1-, 2-, 3-word frequencies

Each level reveals a finer-grained topic profile.

Top 1-grams + 2-grams + 3-grams of a 1500-word article

= Topic focus revealed

What real SEO advice looks like.

Write for the reader, not the algorithm. Cover the topic comprehensively — if your competitors' top-ranking articles answer ten related questions, yours should too. Use the target phrase naturally in the title, H1, opening paragraph, and a meta description. Get external links to the page from relevant sources. Make the page fast and mobile-friendly. Density is not on the list; none of these are about hitting a magic word-count ratio.

The legitimate adjacent tools.

Topic modelling (LDA, BERTopic): infers the topics in a corpus from word co-occurrence. TF-IDF: weights terms by how distinctive they are to a document relative to a corpus. Semantic similarity: compares a page's embedding to the query's embedding. All of these are descendants of "what words does this text contain" but operate at a much higher level than raw density. For content strategy at any scale, those are the right tools; keyword density is the entry-level introduction.

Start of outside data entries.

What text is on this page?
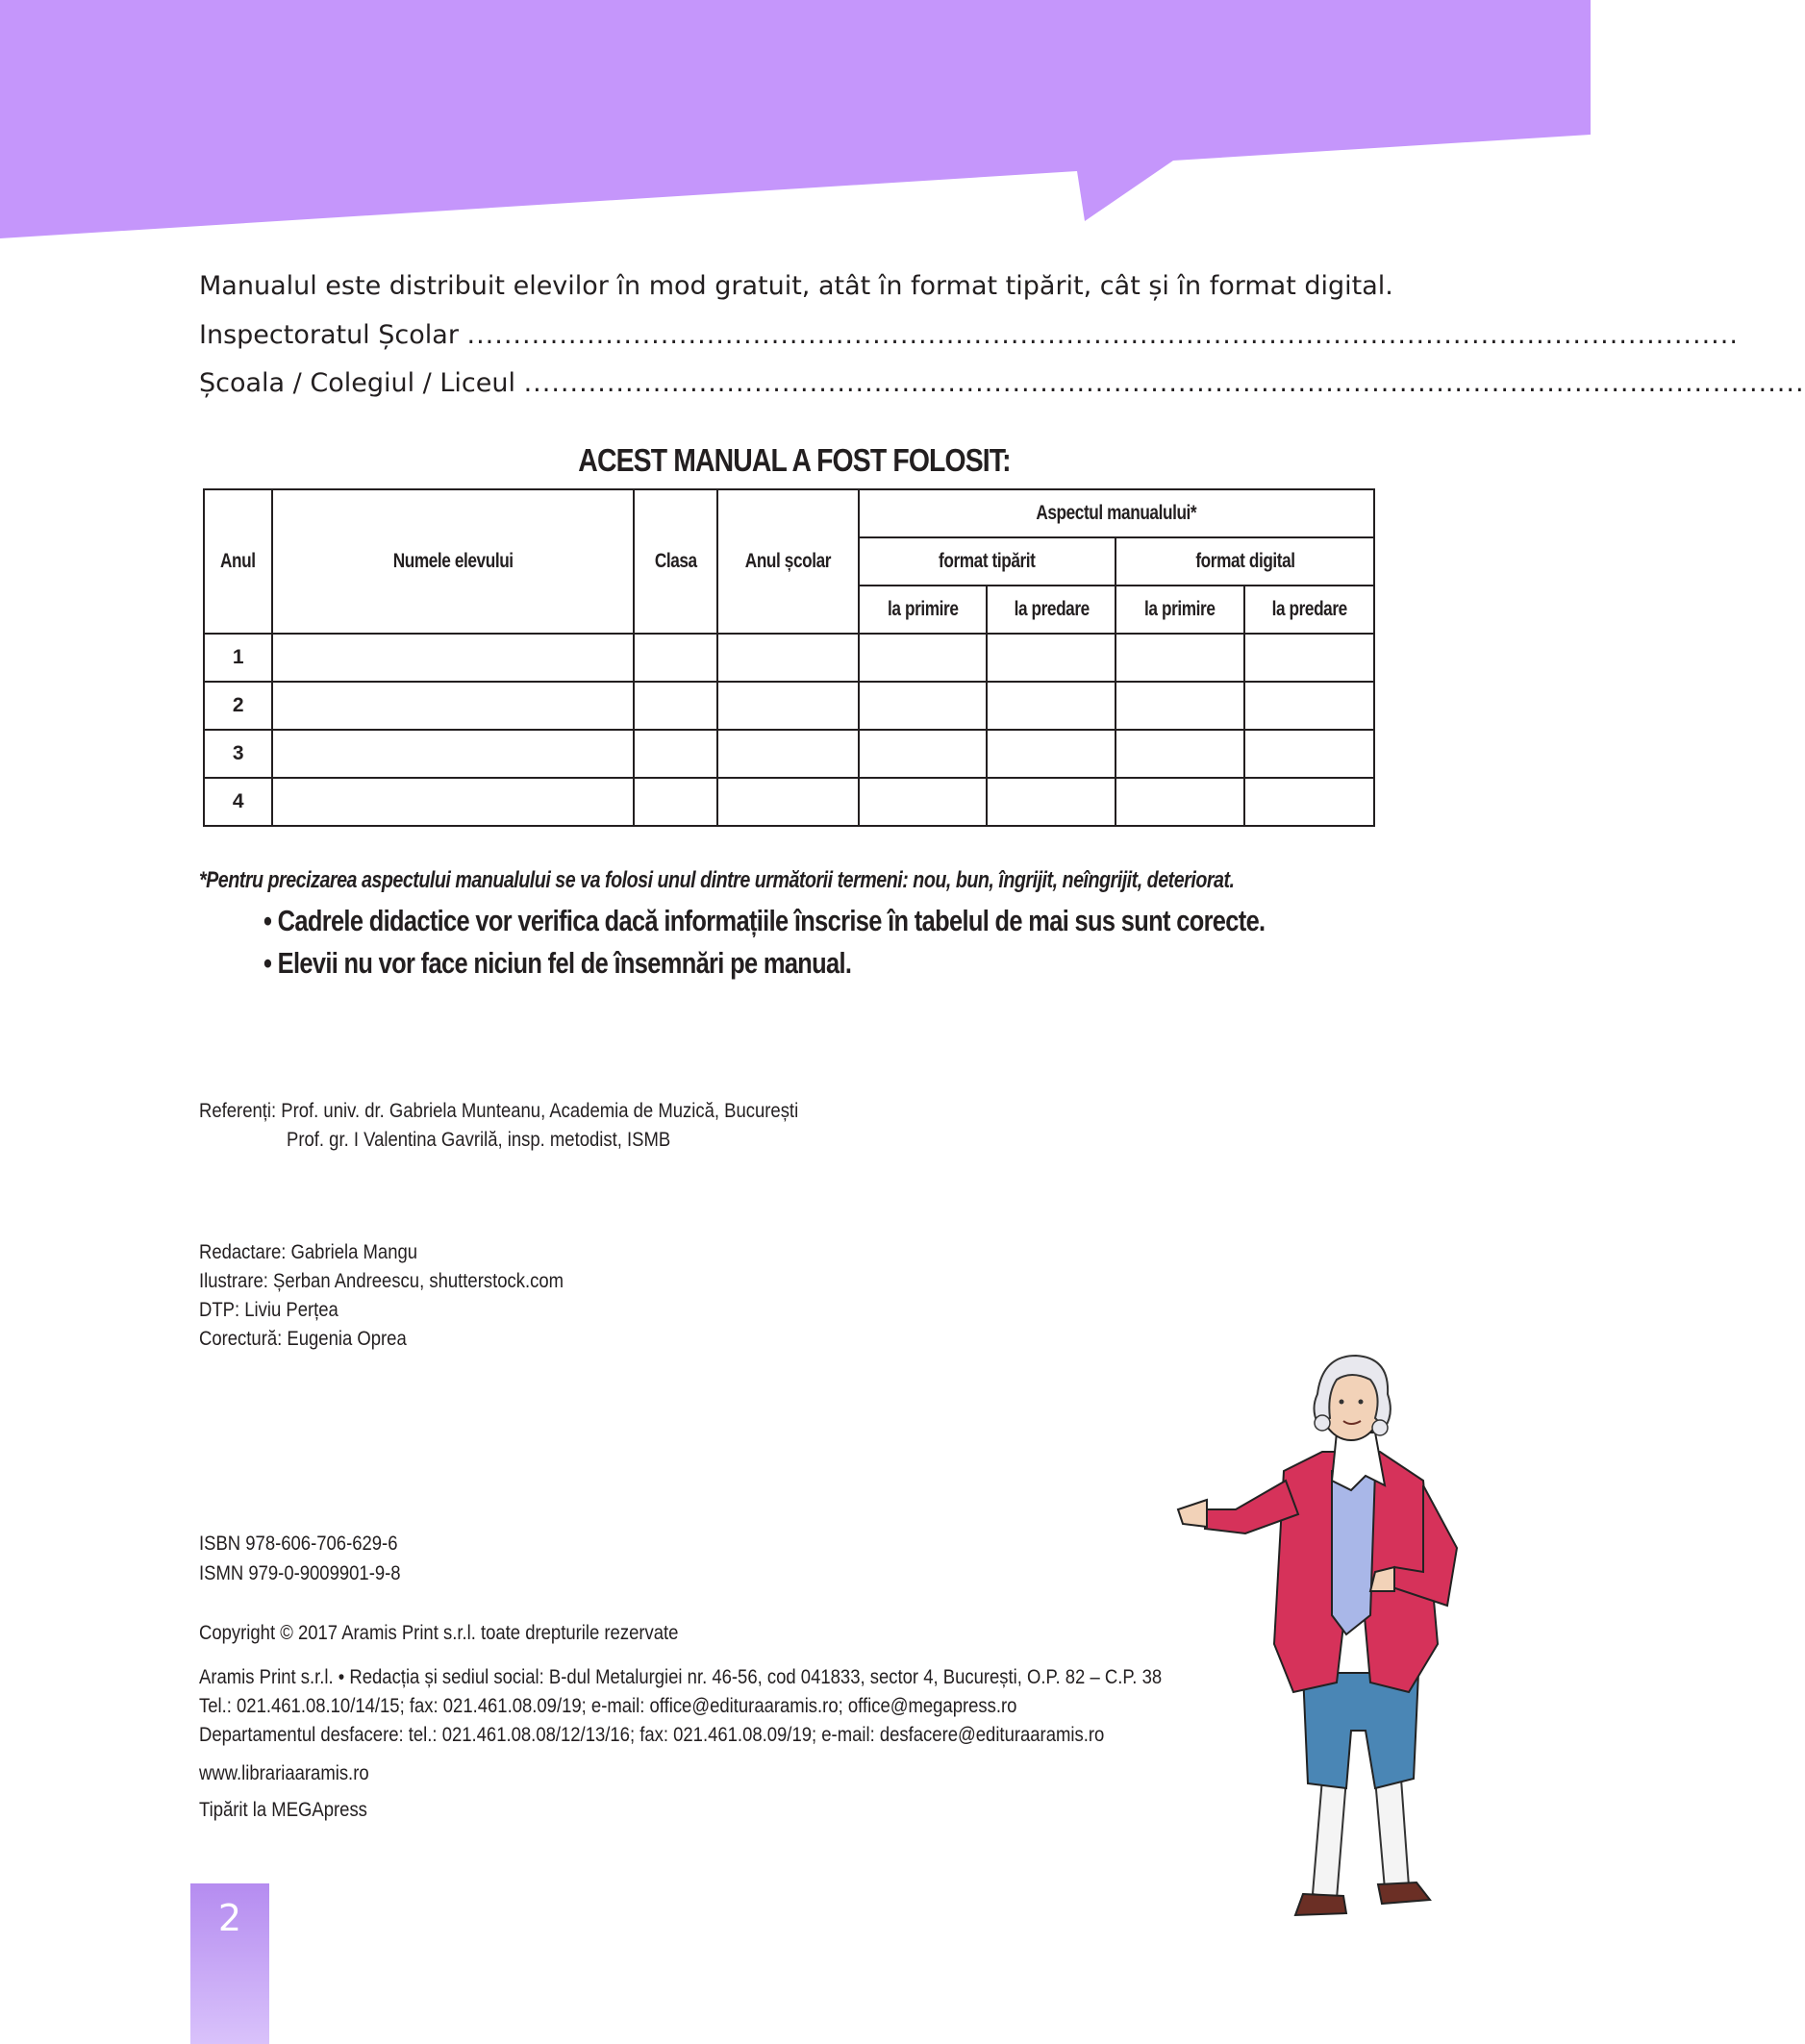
Manualul este distribuit elevilor în mod gratuit, atât în format tipărit, cât și în format digital.
Inspectoratul Școlar ..........................................................................................................................................
Școala / Colegiul / Liceul ...........................................................................................................................................
ACEST MANUAL A FOST FOLOSIT:
Anul	Numele elevului	Clasa	Anul școlar	Aspectul manualului*			
				format tipărit		format digital	
				la primire	la predare	la primire	la predare
1							
2							
3							
4							
*Pentru precizarea aspectului manualului se va folosi unul dintre următorii termeni: nou, bun, îngrijit, neîngrijit, deteriorat.
• Cadrele didactice vor verifica dacă informațiile înscrise în tabelul de mai sus sunt corecte.
• Elevii nu vor face niciun fel de însemnări pe manual.
Referenți: Prof. univ. dr. Gabriela Munteanu, Academia de Muzică, București
Prof. gr. I Valentina Gavrilă, insp. metodist, ISMB
Redactare: Gabriela Mangu
Ilustrare: Șerban Andreescu, shutterstock.com
DTP: Liviu Perțea
Corectură: Eugenia Oprea
ISBN 978-606-706-629-6
ISMN 979-0-9009901-9-8
Copyright © 2017 Aramis Print s.r.l. toate drepturile rezervate
Aramis Print s.r.l. • Redacția și sediul social: B-dul Metalurgiei nr. 46-56, cod 041833, sector 4, București, O.P. 82 – C.P. 38
Tel.: 021.461.08.10/14/15; fax: 021.461.08.09/19; e-mail: office@edituraaramis.ro; office@megapress.ro
Departamentul desfacere: tel.: 021.461.08.08/12/13/16; fax: 021.461.08.09/19; e-mail: desfacere@edituraaramis.ro
www.librariaaramis.ro
Tipărit la MEGApress
2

Frequently asked questions

Quick answers.

What are bigrams and trigrams?

Bigrams are sequences of two adjacent words, while trigrams are three-word phrases. Analysing these identifies common patterns and repeating expressions beyond individual terms.

Are common stop words included?

The tool includes a filter for common stop words like 'the', 'and', and 'is' to focus on your specific subject matter. You can toggle this filter to see the absolute frequency of every word if required.

How is keyword density calculated?

Density is calculated by dividing the number of times a specific keyword occurs by the total word count of the text. The results are displayed as a percentage and an absolute count.

Is my text data stored or analysed elsewhere?

No. The analysis script runs entirely within your browser environment. Your text is never uploaded to a server or used for any external data processing.